Veeam is a good start because they already support a bunch of hypervisors and are working on more. But for example, Veeam can't yet do replication with Proxmox, but it can with VMware and Hyper-V.

For hardware, I'd avoid going in on hypervisor platforms that need you to buy their specific hardware. Your standard Dell, HP, Lenovo servers can run almost anything, but if you buy a hyperconverged system you are going to get yourself locked in.

A big lesson I learned is: Make sure to divide up your storage pools enough! There's no easy way to gradually migrate if your storage array is one big VMware VMFS file system.

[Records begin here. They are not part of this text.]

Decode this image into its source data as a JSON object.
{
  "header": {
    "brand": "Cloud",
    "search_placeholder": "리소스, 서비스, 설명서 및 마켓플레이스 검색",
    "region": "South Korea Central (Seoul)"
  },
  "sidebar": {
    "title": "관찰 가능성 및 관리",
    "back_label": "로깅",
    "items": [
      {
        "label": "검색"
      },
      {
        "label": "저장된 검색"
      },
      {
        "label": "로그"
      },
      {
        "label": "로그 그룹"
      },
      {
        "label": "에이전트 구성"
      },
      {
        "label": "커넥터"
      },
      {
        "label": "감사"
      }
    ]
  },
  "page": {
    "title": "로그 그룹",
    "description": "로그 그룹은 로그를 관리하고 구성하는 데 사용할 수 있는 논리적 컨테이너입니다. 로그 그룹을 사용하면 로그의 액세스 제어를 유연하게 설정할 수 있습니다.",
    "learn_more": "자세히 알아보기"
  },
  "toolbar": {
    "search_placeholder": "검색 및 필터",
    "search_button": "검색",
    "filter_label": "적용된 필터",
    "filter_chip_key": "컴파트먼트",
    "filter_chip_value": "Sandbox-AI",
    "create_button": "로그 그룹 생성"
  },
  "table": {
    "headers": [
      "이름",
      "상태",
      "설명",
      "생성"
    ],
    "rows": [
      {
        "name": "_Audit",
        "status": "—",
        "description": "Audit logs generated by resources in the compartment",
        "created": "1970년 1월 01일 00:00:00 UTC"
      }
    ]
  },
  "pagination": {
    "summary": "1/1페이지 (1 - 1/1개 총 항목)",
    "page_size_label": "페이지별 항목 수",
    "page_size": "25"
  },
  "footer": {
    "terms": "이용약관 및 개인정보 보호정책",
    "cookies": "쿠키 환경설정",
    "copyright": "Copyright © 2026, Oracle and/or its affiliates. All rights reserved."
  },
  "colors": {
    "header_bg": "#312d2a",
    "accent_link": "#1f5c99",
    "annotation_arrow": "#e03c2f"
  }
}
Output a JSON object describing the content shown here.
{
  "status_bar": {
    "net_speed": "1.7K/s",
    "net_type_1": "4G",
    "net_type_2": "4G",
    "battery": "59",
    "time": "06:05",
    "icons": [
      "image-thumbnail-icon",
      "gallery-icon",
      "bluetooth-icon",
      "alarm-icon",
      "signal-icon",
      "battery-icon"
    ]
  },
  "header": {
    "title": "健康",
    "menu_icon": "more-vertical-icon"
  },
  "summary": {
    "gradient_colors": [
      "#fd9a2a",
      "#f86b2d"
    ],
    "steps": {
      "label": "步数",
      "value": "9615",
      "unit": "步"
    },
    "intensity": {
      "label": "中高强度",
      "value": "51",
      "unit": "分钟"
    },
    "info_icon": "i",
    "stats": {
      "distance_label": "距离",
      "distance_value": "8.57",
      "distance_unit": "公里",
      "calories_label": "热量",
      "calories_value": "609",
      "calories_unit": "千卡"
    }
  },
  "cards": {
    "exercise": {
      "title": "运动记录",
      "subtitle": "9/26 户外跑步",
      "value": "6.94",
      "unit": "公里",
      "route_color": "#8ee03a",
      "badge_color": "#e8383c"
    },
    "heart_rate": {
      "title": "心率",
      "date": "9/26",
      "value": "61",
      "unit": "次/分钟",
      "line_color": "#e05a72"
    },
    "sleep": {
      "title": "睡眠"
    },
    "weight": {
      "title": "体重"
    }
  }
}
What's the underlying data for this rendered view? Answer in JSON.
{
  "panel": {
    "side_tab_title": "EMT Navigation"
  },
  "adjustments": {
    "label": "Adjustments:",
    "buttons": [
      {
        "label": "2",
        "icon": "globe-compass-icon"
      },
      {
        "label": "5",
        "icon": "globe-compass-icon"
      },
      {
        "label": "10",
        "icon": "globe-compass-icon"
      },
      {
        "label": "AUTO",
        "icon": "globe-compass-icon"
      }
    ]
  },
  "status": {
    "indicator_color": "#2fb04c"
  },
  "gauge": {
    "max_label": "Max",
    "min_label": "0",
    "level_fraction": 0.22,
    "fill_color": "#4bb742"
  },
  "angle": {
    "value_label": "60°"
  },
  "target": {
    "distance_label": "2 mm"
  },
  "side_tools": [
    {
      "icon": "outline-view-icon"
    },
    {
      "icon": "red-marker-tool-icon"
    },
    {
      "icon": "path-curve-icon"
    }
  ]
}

ocdtrekkieyesterday at 7:58 PM

Oh, one more thing: Straight up ask other vendors about hypervisor support. If I'm having a conversation about another type of product and they tell me they support VMware and Hyper-V, I'm going to ask them what to expect if I switch to Proxmox in a couple years.

The way a vendor answers this won't just help you avoid future lock in, it'll likely reveal a lot about a company's confidence in their product and their support team.